Most cars are still dreamed up in Detroit and Turin, Wolfsburg and Tokyo. But virtually all the world's major automobile companies -- 18 to date -- have established design departments within an hour or two of downtown Los Angeles. The Japanese were first. Then came special think tanks run by America's Big Three. So far, an estimated two dozen production-model cars have been shaped by the new California design colony, including, of course, the delicious, almost perfect, and instantly successful Miata, designed by four young Americans (and a Japanese) working for Mazda in Orange County. Now the influx has accelerated, and even the Germans have deigned to establish Southern California design studios -- Mercedes last year, Audi last spring and, just last month, BMW.

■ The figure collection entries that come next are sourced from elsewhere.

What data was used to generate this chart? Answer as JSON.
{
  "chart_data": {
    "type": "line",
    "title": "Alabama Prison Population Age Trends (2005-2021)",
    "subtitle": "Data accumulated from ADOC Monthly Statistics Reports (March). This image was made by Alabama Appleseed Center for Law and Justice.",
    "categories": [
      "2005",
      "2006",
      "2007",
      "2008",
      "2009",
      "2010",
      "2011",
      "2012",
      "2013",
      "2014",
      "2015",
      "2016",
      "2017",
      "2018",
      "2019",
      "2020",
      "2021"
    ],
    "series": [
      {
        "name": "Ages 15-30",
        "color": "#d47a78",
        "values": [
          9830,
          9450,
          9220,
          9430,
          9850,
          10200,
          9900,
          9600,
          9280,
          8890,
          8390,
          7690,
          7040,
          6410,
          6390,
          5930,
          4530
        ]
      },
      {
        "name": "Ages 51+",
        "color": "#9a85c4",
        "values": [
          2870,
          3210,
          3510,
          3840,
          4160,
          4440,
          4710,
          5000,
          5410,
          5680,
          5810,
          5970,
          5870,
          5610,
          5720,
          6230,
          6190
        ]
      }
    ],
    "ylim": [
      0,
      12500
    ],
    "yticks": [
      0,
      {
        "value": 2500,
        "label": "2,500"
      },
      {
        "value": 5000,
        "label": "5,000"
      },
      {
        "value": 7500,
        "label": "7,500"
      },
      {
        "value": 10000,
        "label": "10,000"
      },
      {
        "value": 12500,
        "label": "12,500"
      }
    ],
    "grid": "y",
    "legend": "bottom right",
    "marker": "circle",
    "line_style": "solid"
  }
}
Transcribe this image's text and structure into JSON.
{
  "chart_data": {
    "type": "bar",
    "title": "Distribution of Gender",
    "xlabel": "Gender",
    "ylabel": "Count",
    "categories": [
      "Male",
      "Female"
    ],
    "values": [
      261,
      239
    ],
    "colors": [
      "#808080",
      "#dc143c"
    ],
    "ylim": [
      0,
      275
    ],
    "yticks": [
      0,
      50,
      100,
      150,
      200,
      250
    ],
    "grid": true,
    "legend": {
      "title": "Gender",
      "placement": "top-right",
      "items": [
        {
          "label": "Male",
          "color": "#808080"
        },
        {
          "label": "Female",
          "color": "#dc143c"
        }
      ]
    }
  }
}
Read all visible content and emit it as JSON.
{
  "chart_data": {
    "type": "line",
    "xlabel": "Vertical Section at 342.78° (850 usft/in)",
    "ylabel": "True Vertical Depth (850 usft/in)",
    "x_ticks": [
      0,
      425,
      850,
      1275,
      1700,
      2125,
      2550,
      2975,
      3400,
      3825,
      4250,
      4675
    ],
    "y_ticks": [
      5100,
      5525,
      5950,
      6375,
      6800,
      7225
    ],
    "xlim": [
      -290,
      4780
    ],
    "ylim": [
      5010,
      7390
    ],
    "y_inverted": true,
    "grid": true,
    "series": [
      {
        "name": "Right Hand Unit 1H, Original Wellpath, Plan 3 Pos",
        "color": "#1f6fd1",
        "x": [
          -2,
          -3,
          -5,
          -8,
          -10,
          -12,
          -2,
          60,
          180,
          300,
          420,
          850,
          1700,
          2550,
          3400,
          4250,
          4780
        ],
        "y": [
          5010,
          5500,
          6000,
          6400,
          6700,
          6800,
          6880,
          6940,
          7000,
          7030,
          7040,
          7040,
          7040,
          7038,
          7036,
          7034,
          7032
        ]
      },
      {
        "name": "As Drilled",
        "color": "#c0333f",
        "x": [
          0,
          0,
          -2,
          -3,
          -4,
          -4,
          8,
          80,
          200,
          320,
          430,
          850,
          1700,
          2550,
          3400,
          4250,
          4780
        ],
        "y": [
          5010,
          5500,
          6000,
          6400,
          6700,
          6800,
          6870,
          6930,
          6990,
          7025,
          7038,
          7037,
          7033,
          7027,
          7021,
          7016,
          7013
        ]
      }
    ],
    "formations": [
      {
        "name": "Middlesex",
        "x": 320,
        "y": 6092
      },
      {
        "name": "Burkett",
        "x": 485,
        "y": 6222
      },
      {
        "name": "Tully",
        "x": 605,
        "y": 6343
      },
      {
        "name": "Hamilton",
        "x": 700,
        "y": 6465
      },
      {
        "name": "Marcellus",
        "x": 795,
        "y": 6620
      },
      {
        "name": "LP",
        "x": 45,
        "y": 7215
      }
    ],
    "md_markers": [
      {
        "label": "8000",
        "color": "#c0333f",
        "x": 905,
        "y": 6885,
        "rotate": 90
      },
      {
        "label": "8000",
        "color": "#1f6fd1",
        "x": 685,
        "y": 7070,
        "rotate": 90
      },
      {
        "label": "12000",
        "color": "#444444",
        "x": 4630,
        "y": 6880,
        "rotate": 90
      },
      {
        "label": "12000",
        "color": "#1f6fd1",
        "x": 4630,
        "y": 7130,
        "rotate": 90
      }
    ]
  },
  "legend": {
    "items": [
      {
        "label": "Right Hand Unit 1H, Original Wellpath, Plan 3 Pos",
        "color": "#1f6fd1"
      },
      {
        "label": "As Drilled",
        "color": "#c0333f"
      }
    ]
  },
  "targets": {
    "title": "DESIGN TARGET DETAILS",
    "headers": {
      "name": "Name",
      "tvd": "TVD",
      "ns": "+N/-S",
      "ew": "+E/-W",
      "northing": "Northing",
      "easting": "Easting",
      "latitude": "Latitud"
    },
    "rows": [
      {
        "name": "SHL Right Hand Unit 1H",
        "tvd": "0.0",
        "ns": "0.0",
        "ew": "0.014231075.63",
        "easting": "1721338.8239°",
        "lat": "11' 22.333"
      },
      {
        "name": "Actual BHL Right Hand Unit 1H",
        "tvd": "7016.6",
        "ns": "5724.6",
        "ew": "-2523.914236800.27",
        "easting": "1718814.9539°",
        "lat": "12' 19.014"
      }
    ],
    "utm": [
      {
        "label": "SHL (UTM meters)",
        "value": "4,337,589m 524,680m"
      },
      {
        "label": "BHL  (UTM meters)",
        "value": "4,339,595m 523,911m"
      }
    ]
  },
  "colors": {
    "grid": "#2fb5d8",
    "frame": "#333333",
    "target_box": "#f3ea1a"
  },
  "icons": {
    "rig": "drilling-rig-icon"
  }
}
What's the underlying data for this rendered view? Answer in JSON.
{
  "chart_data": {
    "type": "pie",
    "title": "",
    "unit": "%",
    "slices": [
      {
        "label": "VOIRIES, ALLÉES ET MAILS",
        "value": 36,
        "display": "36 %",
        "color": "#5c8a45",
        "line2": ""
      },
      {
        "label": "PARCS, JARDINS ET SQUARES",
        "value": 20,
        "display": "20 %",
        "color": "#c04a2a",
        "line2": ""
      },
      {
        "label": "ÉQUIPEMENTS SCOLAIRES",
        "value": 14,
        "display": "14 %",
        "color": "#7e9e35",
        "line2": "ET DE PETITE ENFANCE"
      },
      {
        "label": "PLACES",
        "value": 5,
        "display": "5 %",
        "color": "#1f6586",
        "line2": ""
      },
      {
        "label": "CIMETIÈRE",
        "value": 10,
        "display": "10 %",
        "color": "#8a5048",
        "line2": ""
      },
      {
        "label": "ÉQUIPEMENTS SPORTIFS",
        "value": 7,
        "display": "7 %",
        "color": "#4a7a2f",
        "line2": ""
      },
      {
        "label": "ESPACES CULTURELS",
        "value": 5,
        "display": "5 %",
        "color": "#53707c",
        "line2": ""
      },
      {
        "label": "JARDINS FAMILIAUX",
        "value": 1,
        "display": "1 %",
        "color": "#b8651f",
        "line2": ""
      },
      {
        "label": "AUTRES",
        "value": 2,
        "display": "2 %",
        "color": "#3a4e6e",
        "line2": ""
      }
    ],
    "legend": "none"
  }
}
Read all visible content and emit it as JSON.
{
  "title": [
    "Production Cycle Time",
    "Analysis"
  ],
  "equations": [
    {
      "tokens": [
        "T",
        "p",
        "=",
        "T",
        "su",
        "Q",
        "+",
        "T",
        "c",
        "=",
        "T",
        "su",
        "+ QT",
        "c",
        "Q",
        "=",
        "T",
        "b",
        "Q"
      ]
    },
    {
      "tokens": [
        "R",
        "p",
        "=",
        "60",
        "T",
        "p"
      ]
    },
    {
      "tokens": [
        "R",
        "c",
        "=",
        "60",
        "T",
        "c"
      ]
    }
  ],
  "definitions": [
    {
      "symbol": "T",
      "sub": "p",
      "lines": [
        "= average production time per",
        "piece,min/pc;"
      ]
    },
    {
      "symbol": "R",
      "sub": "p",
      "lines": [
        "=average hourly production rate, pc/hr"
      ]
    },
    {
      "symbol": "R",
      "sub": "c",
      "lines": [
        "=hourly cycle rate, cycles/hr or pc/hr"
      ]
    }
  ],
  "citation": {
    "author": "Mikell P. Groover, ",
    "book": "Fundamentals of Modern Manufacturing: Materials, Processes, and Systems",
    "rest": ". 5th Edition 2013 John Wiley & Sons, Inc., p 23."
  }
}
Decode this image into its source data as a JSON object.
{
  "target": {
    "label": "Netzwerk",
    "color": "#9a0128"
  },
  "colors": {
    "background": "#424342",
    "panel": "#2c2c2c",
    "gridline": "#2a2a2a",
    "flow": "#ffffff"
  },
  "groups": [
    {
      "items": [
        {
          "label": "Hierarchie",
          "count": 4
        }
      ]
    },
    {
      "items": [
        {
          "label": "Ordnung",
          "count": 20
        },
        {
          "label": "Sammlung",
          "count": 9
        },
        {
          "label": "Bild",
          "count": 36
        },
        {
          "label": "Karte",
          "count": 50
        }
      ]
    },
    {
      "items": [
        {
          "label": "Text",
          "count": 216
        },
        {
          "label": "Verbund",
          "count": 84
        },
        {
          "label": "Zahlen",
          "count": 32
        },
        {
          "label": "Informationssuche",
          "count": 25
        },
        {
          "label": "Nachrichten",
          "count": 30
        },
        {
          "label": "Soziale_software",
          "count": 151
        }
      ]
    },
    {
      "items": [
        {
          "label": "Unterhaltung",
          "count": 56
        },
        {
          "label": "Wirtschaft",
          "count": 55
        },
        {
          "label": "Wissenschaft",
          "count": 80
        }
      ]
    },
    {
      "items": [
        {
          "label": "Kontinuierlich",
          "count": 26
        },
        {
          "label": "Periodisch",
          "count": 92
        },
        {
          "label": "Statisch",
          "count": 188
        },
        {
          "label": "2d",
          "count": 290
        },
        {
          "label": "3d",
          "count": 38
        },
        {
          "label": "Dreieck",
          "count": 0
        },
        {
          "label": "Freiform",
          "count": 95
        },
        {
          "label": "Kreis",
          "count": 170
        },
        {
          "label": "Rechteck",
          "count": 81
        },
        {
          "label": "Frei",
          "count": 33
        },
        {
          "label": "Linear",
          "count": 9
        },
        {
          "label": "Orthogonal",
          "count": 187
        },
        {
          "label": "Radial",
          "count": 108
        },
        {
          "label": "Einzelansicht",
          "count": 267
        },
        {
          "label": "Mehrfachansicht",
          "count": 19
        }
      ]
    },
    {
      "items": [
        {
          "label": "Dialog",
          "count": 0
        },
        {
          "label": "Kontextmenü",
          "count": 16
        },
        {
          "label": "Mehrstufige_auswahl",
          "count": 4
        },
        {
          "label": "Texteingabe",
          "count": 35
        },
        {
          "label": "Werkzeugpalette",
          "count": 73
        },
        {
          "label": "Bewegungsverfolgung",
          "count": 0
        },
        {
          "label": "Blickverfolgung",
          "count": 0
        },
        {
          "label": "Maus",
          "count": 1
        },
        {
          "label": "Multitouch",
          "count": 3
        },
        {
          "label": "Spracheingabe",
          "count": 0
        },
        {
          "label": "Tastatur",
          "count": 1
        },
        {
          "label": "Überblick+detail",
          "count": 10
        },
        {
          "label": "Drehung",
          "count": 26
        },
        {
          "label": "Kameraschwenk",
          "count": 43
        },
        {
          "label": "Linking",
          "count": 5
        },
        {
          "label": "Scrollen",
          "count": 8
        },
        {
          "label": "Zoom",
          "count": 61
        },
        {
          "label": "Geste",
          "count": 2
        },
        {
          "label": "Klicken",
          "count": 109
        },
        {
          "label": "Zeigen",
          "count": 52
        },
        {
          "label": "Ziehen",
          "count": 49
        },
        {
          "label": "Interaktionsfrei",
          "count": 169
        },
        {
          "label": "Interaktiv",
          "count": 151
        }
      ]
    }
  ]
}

Pleasant weather is only part of the attraction. There is a collective sense that to design for Americans requires understanding them viscerally, and a belief that Los Angeles is not just the wellspring of car culture but as close to Ur-America as any one place gets. More prosaically, Southern California represents the biggest automobile showroom anywhere: every year 3% of all new cars on the planet are registered in California, and most of those in Southern California. If you're to succeed in the U.S., you must sell in Southern California. And to do that, observes Peter Fischer, a marketing vice president at Volkswagen, "you have to see, feel, smell what these customers want." Says Mark Jordan, who was Mazda's chief designer on the Miata: "If you can excite the people in California, the rest of the country will take care of itself." The world's car companies have been drawn to L.A. by the same giddy promise -- a fresh start, anything goes -- that has always pulled in immigrants. Detroit has been creating cars its own way for 75 years. In Europe and Japan the conventional wisdoms can be confining, even stultifying. "We selected a place like San Diego for our design studio," says Gerald Hirshberg, Nissan's chief U.S. designer, "because it had no track record, no history. It feels like almost anything is possible out here."

But the rationale is not simply the need to meet the demands of the American car market or harness the spirit of innovation. From the homogeneous vantage points of Japan and Germany, the exuberant free thinking seems to be a function of L.A.'s slam-bang Anglo-Afro-Latino-Asian ethnic mix -- cultural democracy by default. "The Southern California area is like a melting pot -- there are so many different races," says Mitsubishi vice president Satoru Tsujimoto. "From those different backgrounds, there are many different values. So there are many different designs." For companies acutely conscious of their need to sell cars all over the world to people of wildly disparate sensibilities and experiences, California seems like an unsurpassed multicultural proving ground.